Lors de la plénière, la base line de la journée est dévoilée : « Votre SaaS de demain se prépare avec les technos d’aujourd’hui ». Derrière ce slogan un peu « marketing » et « branché », le thème principal est bien celui du retour d’expérience et du pragmatisme dans la mise en place des technologies Microsoft les plus récentes dans notre job de tous les jours. Pas de théorie, pas d’envolée lyrique, rien que du concret, dans le but de nous faciliter la compréhension et l’adoption de ces technologies en rapport avec notre métier.
Wygwam, que nous connaissons bien pour avoir travaillé avec eux dans le passé, se définit plus comme un bureau d’études, que comme une SSII. Leur mission : faciliter l’adoption des technologies par le coaching on the job, un concept qui est pour moi fondamental, en tant que manager d’une équipe de développement.
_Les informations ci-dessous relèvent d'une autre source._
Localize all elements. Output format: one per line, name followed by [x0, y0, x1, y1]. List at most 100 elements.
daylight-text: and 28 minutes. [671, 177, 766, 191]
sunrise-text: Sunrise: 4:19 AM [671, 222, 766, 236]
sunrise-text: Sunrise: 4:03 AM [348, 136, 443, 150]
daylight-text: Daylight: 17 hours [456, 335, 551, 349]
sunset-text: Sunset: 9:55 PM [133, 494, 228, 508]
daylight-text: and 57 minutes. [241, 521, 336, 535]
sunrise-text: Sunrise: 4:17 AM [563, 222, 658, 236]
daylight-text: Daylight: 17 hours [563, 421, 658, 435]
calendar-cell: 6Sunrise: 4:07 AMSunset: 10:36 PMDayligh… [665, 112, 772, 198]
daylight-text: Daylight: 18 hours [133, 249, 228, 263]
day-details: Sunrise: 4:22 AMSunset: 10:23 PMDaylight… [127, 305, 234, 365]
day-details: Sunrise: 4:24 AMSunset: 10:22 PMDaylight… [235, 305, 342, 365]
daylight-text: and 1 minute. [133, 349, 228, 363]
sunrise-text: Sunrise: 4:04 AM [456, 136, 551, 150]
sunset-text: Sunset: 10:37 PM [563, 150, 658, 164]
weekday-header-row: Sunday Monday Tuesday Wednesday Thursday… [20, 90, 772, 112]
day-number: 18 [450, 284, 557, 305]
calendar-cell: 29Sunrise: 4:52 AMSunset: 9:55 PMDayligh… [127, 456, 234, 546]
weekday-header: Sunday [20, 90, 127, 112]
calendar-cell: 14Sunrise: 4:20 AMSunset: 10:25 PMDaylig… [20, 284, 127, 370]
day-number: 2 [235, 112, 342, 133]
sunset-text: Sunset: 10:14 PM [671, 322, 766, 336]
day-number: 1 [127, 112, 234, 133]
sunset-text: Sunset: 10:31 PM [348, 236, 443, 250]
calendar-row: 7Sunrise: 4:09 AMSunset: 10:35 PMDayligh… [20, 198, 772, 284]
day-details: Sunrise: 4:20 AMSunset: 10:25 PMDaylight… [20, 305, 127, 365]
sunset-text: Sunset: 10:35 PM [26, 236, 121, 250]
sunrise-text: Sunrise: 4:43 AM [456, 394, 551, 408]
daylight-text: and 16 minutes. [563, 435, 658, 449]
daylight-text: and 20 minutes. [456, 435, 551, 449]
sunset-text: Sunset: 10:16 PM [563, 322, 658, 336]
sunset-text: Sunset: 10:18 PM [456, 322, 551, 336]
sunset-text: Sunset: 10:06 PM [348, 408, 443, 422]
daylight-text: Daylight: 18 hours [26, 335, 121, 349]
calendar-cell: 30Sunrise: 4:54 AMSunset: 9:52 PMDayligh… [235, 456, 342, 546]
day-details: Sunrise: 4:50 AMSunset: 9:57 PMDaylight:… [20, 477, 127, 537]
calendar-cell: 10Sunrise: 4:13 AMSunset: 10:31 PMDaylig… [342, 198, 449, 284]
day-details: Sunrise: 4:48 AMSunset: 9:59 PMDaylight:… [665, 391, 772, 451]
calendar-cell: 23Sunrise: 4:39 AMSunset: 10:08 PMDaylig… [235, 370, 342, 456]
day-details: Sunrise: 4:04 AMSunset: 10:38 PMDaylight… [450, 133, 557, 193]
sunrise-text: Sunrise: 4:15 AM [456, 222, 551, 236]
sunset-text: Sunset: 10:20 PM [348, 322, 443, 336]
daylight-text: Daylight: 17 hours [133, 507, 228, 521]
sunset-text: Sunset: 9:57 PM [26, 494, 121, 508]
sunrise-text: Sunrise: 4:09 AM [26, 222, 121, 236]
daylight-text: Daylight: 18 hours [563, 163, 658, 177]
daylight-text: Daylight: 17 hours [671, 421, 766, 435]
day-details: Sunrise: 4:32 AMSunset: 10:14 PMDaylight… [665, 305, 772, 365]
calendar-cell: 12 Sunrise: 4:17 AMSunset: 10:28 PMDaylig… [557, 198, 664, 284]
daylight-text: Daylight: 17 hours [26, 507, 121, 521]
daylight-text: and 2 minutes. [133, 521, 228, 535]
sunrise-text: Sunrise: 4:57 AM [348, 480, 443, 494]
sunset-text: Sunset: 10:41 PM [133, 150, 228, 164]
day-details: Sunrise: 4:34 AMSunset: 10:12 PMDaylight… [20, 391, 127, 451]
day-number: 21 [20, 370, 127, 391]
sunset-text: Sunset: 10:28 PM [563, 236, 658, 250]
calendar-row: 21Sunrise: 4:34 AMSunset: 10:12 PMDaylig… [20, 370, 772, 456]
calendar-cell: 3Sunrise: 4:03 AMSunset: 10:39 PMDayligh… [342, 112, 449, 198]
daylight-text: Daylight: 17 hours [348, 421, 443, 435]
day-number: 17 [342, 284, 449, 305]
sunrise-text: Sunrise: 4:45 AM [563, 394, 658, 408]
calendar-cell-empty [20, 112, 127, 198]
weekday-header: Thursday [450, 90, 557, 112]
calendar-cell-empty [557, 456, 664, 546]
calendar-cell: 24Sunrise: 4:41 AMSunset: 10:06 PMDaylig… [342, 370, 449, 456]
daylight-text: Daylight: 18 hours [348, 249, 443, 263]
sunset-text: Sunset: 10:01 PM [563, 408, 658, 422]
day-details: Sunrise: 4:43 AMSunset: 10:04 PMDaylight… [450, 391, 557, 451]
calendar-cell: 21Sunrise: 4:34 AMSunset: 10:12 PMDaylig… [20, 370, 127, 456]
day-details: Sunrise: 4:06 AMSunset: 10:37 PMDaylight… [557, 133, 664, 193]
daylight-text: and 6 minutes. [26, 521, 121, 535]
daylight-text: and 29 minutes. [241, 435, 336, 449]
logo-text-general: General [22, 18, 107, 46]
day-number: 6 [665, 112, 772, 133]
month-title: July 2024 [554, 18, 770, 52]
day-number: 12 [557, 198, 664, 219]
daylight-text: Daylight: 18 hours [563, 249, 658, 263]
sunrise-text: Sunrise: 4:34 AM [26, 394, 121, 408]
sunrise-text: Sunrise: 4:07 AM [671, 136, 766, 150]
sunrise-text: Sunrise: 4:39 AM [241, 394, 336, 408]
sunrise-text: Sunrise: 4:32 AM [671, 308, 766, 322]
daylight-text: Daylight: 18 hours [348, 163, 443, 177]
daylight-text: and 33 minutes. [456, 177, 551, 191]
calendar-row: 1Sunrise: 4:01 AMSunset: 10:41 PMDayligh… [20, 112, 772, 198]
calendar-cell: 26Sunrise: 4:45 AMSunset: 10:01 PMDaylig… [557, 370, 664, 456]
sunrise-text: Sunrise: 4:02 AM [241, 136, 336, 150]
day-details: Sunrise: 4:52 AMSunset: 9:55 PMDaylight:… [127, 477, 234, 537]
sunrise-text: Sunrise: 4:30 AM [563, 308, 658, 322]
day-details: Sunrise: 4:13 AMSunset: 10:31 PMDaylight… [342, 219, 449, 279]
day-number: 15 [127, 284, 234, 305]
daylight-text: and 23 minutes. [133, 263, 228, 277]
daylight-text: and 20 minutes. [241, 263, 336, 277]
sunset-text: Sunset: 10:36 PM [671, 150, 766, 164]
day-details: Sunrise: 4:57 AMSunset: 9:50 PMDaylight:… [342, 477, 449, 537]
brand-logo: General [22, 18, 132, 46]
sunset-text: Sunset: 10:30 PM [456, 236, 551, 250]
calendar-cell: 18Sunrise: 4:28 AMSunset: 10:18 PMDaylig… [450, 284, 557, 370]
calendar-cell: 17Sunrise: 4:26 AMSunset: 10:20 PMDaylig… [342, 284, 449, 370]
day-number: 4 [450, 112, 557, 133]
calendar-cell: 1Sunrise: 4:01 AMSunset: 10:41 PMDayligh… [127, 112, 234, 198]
Sous cet angle, le prestataire-consultant et le collaborateur interne sont de vrais partenaires, complémentaires, et non substituts l’un de l’autre. Cette complémentarité permet à l’informatique de passer de centre de coût à création de valeur.
Pour en revenir à la base line, quelles sont les grandes tendances de l’informatique aujourd’hui ? la SOA ? les applications Web ? le SaaS, surtout, le Software as a Service : les applications sont accessibles à distance, comme des services, par l’intermédiaire de l’Internet. On tend vers cette vieille idée de l’informatique qui se consomme comme l’eau ou l’électricité, à la demande, juste ce qu’il est nécessaire. On y arrive enfin ! avec les exemples les plus connus du grand public, Google Earth et Maps Live de Microsoft. Selon la courbe d’évolution du SaaS, le décollage est pour 2007-2008, avec une accession à la maturité en 2012.
Le SaaS, pour DSI, un chef de projet, un développeur, qu’est-ce que cela implique ? D’abord, une couche de base, le socle fondamental (pour les tenant des technologies Microsoft), unique : Visual Studio 2005. Puis, au-dessus, trois blocs :
- un mode collaboratif, auquel il faut associer stockage et format de stockage
- une couche de communication et métier
- des interfaces riches en mode RIA
Pour la partie collaborative, on dispose des technologies SharePoint, qui couvrent l’intégralité des besoins de l’entreprise, en surcouche du socle .Net.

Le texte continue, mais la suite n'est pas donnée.